Author’s note: if you like this post, you might like Landmark Atlas. This is my new blog where I tell stories about Britain’s history, culture and geography through maps.
This post is a simple demonstration of how to make choropleth maps like the one here using local authorities in England and Wales.
Choropleth maps present a map of territories coloured in according to a variable. These can be countries, counties, districts or more detailed neighbourhood data. They are very useful to show how something newsworthy, such as poverty, crime or homelessness, varies around a city, country or the world.
Here is the full code:
library(tidyverse) library(rgeos) library(rgdal) library(maptools) setwd('YOUR_DIRECTORY') shp <- readOGR('Local_Authority_Districts_April_2019_Boundaries_UK_BUC.shp') shp <- fortify(shp, region = 'lad19cd') setwd('OTHER_DIRECTORY') live_births <- read_csv('parentscountryofbirth - Sheet1.csv') shp <- merge(shp, live_births, by.x = 'id', by.y = 'code', all.x = TRUE) shp <- arrange(shp, order) p <- ggplot(data = shp, aes(x = long, y = lat, group = group, fill = percentage)) + geom_polygon() + coord_equal() + theme_void() + ggtitle('Percentage of births where one of both parents were born outside the UK', subtitle = 'England and Wales, 2018') p
We’ll go through it step by step:
Step 1:
Load the two packages we need, in this order.
#use install.packages to install if necessary library(tidyverse) library(rgeos) library(rgdal) library(maptools)
Step 2:
Next, we need the local authority boundaries that will form the outlines of our map. They are available from the Office for National Statistics (ONS) Geography Portal. I suggest using the ultra-generalised clipped boundaries for speed. If you use the more detailed ones you will be waiting a long time for R to draw your map. We’re using the most recent April 2019 boundaries.

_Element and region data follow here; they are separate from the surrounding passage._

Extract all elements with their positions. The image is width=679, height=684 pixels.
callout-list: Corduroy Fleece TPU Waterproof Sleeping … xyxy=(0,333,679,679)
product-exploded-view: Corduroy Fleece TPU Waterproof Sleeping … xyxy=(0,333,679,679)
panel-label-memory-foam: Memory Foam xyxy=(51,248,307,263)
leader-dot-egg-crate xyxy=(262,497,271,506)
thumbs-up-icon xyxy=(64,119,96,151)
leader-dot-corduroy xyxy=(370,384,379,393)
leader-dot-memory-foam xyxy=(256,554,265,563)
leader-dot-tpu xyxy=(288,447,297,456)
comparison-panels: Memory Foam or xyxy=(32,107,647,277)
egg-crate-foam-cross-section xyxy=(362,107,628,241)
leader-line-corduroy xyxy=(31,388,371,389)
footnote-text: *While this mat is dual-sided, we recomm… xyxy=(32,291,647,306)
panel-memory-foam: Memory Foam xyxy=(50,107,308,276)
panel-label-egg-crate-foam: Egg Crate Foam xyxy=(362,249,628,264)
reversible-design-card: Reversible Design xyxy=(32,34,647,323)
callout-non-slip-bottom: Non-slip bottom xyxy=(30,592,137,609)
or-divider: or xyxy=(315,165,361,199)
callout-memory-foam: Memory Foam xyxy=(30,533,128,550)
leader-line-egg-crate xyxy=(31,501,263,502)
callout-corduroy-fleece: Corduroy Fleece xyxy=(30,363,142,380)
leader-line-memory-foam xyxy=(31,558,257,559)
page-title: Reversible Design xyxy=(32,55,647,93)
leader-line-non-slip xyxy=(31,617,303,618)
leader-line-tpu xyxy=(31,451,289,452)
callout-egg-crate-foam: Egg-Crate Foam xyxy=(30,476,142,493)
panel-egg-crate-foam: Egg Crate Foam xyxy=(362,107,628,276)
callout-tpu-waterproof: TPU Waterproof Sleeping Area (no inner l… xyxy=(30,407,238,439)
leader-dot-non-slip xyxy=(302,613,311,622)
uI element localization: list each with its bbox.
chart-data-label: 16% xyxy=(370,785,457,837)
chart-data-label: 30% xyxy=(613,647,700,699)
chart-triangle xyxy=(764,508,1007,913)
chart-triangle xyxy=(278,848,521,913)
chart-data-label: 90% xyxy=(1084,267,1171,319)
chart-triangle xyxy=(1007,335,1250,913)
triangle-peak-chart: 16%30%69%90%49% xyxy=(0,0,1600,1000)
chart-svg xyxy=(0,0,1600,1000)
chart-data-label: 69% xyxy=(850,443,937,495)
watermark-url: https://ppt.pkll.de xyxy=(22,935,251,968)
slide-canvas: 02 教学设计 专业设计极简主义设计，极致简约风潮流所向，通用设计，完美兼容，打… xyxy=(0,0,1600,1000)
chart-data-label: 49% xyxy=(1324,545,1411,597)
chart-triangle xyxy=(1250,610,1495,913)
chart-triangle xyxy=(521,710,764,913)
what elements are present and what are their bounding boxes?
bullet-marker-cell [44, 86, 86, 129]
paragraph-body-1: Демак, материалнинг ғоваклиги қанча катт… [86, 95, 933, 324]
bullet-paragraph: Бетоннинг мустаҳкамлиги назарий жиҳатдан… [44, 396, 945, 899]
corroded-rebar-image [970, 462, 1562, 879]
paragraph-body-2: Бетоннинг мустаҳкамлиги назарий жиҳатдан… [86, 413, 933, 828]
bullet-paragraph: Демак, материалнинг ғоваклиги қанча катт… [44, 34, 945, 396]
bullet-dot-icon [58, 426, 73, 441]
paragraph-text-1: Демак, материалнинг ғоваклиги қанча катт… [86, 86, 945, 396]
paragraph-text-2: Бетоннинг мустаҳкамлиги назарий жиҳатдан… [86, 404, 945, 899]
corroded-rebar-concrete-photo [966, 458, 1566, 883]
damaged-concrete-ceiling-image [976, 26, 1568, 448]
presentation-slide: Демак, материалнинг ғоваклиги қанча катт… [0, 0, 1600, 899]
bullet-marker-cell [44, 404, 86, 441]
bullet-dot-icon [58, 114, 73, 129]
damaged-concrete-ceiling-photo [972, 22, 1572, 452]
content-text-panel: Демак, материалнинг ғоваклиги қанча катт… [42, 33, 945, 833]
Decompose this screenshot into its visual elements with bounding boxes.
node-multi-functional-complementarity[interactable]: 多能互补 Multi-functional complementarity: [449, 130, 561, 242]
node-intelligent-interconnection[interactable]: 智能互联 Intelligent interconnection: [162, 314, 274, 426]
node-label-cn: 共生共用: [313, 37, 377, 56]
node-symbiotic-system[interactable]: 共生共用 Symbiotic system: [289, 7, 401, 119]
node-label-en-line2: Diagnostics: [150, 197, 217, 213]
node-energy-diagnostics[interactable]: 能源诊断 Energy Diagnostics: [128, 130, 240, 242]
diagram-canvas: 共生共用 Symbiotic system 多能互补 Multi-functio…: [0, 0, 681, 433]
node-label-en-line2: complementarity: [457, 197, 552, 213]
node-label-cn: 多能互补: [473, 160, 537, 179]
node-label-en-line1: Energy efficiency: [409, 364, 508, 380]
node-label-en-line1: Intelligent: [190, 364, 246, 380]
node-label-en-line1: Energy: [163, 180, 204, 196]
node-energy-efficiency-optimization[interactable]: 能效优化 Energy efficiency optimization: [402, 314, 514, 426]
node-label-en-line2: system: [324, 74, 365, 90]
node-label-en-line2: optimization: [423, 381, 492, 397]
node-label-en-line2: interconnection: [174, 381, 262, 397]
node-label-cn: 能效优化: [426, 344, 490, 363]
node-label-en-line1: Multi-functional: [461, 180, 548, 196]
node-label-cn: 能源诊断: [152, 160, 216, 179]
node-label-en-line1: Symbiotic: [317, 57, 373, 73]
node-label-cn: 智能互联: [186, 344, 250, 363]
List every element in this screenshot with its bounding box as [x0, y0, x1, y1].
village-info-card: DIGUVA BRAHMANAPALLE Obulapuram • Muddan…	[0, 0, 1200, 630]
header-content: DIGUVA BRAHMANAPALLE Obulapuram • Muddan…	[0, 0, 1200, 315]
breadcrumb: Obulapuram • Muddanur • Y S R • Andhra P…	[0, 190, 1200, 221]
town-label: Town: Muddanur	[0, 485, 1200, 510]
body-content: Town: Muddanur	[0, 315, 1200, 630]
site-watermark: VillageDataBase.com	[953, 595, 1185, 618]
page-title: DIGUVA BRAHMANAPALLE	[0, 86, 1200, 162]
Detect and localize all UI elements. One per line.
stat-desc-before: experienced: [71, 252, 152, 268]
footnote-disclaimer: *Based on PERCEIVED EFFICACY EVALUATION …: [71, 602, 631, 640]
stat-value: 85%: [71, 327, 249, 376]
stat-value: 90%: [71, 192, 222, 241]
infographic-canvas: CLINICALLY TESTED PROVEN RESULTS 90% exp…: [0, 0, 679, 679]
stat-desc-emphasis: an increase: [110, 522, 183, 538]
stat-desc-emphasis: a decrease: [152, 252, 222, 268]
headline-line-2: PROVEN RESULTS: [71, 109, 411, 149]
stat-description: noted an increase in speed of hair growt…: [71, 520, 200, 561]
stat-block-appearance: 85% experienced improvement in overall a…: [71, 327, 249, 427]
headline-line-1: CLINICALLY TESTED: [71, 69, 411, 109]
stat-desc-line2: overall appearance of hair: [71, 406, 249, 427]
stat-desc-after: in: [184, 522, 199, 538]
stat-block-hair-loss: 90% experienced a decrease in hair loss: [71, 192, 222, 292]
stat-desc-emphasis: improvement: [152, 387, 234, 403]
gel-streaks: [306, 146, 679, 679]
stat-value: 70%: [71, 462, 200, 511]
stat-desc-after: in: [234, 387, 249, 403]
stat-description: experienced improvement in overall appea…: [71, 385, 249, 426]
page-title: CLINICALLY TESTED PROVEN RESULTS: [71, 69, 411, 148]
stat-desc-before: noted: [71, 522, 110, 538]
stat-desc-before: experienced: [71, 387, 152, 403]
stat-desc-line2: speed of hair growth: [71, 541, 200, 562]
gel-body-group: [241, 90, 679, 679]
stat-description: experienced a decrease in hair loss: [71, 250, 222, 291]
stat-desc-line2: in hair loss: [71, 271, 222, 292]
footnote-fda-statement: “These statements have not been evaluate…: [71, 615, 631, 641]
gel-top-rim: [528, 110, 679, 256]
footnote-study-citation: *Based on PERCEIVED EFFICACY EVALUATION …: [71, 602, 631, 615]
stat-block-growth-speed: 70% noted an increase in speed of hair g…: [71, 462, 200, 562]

Download the shapefile using the ‘Download’ button in the top-right corner of the page and put the folder in your working directory.
Step 3:
Next we are going to load the shapefile into the R environment. To do this you will need to set your working directory to the folder you downloaded from the ONS website.
We will then use the fortify() function to convert shp into a data frame.
setwd('YOUR_DIRECTORY') shp <- readOGR('Local_Authority_Districts_April_2019_Boundaries_UK_BUC.shp') shp <- fortify(shp, region = 'lad19cd')
Step 4:
Now that we have our data to draw our map, we need some data to form the variable to plot. For this example we’ll use the parents’ country of birth data from ONS. I’ve cleaned up the data on tab 7a and put it in a Google spreadsheet here.
The percentage is the percentage of live births where at least one parent was born outside the UK.
Download the Google spreadsheet as a CSV and put it in your working directory. I recommend you put it away from your shapefile folder.
setwd('OTHER_DIRECTORY') live_births <- read_csv('parentscountryofbirth - Sheet1.csv')
Step 5:
The next thing to do is to merge the shp data frame with our new live_births data frame. The common variable in both is the local authority code, so we’ll use that.
The parents country of birth data is England and Wales only, whereas the shapefile includes Scotland and Northern Ireland as well. I prefer to keep Scotland and Northern Ireland in the plot, which you can make happen using the all.x = TRUE argument. Removing this argument will remove all polygons for which there is no data i.e. keeping England and Wales only. Whether you want to include them is up to you.
The arrange command after is important to make sure the polygons are drawn in the correct order. If you don’t include this command, it looks like this:
Not quite what we wanted.
shp <- merge(shp, live_births, by.x = 'id', by.y = 'code', all.x = TRUE) shp <- arrange(shp, order)
Step 6:
The final step is to plot the map.
The ‘group’ argument is also essential to an accurate map. Without it you get an even more garbled version than the one above.
The coord_equal() argument makes sure the map isn’t skewed and the theme_void() argument removes the background chart.
p <- ggplot(data = shp, aes(x = long, y = lat, group = group, fill = percentage)) + geom_polygon() + coord_equal() + theme_void() + ggtitle('Percentage of births where one of both parents were born outside the UK', subtitle = 'England and Wales, 2018')
And that’s it.
You can see that in London it’s the norm for children born to have at least one parent born outside the UK. It is more than 80 per cent in some areas of the capital.
The England and Wales average is about one in three children or 33.8 per cent.
Feel free to reuse this code for cheap and quick maps to display on social media.